Prompts, versions & files

How Sufleur organizes your prompts and what publishing actually does.

A prompt in Sufleur is a named, versioned template that your code can call by name — like an npm package, but for a piece of LLM input. This page explains the three concepts you'll work with daily: prompts, versions, and files.

Prompts

A prompt is the top-level thing — a stable name like @acme/welcome-message that lives in your workspace. The name is what you reference everywhere: in the web app, in sufleur.yaml, and in your generated code. The prompt itself doesn't hold any template content; it's the container.

You'll typically have one prompt per logical task: one for "summarize a support ticket", one for "extract user details", and so on.

Versions

Every change to a prompt's templates produces a new version. Versions come in two flavors:

  • Drafts are your work-in-progress. You edit a draft freely — change the templates, add files, tweak the output schema — and nothing your application uses changes until you publish. There's only ever one draft per prompt at a time.
  • Published versions are immutable snapshots, stamped with a semver (1.0.0, 2.3.1, etc.). Once published, a version can never change. Your application code resolves against published versions, so this immutability is what makes the system safe.

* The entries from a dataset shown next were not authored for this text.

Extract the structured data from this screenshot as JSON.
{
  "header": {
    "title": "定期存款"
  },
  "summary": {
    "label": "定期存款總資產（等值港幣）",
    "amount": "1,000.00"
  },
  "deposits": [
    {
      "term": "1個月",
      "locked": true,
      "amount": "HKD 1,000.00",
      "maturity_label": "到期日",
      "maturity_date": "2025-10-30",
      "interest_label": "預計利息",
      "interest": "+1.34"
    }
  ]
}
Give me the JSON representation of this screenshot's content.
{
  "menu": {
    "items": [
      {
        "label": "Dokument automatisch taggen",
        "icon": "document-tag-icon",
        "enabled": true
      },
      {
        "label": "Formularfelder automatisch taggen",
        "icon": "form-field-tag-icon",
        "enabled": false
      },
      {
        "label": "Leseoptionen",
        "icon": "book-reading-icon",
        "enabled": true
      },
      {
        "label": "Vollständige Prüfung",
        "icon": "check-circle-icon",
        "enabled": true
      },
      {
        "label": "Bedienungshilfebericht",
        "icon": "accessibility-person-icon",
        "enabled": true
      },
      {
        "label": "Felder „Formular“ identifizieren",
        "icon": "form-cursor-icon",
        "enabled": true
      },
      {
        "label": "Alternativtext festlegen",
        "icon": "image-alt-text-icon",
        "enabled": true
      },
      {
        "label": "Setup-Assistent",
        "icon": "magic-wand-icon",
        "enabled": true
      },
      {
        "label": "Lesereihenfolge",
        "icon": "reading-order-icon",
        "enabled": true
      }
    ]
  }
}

To roll out a change, you:

  1. Edit the draft.
  2. Publish it as the next semver. Sufleur enforces that your new version is strictly greater than the latest published.
  3. Run sufleur update and sufleur generate in your project to pick up the new version.

The next time you want to change something, you start a new draft. A fresh draft begins as a copy of the latest published version, so you only edit what changed.

Files

A version is made up of one or more files. Each file is a single Mustache template — typically one per LLM message role:

  • a systemPrompt file for the system message
  • a userPrompt file for the user message
  • assistant or tool messages if your flow needs them

You can also add partial files — reusable fragments included by other files via Mustache's {{>partial}} syntax. Partials are a great fit for boilerplate that several entrypoints share.

Entrypoints vs partials

Each file is either an entrypoint or a partial:

  • Entrypoints are the files your code can render directly. They show up in the generated SDK as named choices: prompt.render('systemPrompt', input), prompt.render('userPrompt', input).
  • Partials are not directly renderable; they're only included from other files.

You toggle this per file in the web app. Entrypoints get their own typed input schema (inferred from the Mustache variables they reference plus any @type, @doc, and @optional annotations), and that schema flows through to your generated code as the input type for render().

A version must have at least one entrypoint to be publishable.

Output schemas

If your prompt is meant to produce structured output — say a JSON object the rest of your code consumes — you can attach an output schema to the version. The schema is standard JSON Schema describing the expected shape.

The schema is used in two complementary places:

  • Inside the template, via the {{@outputSchema}} directive, which gets replaced with the JSON of your schema so the model sees exactly what's expected.
  • In your code, via a parseOutput() function the SDK generates for you, which validates the model's response against the schema and returns a typed object.

Output schemas are per-version: one prompt produces one response shape, regardless of which entrypoint started the conversation.

Discovery

Prompts can be public or private. Public prompts show up on the Explore page — a no-account-required browser of every shared prompt on Sufleur. Private prompts are scoped to your workspace and only readable with a workspace-scoped API key.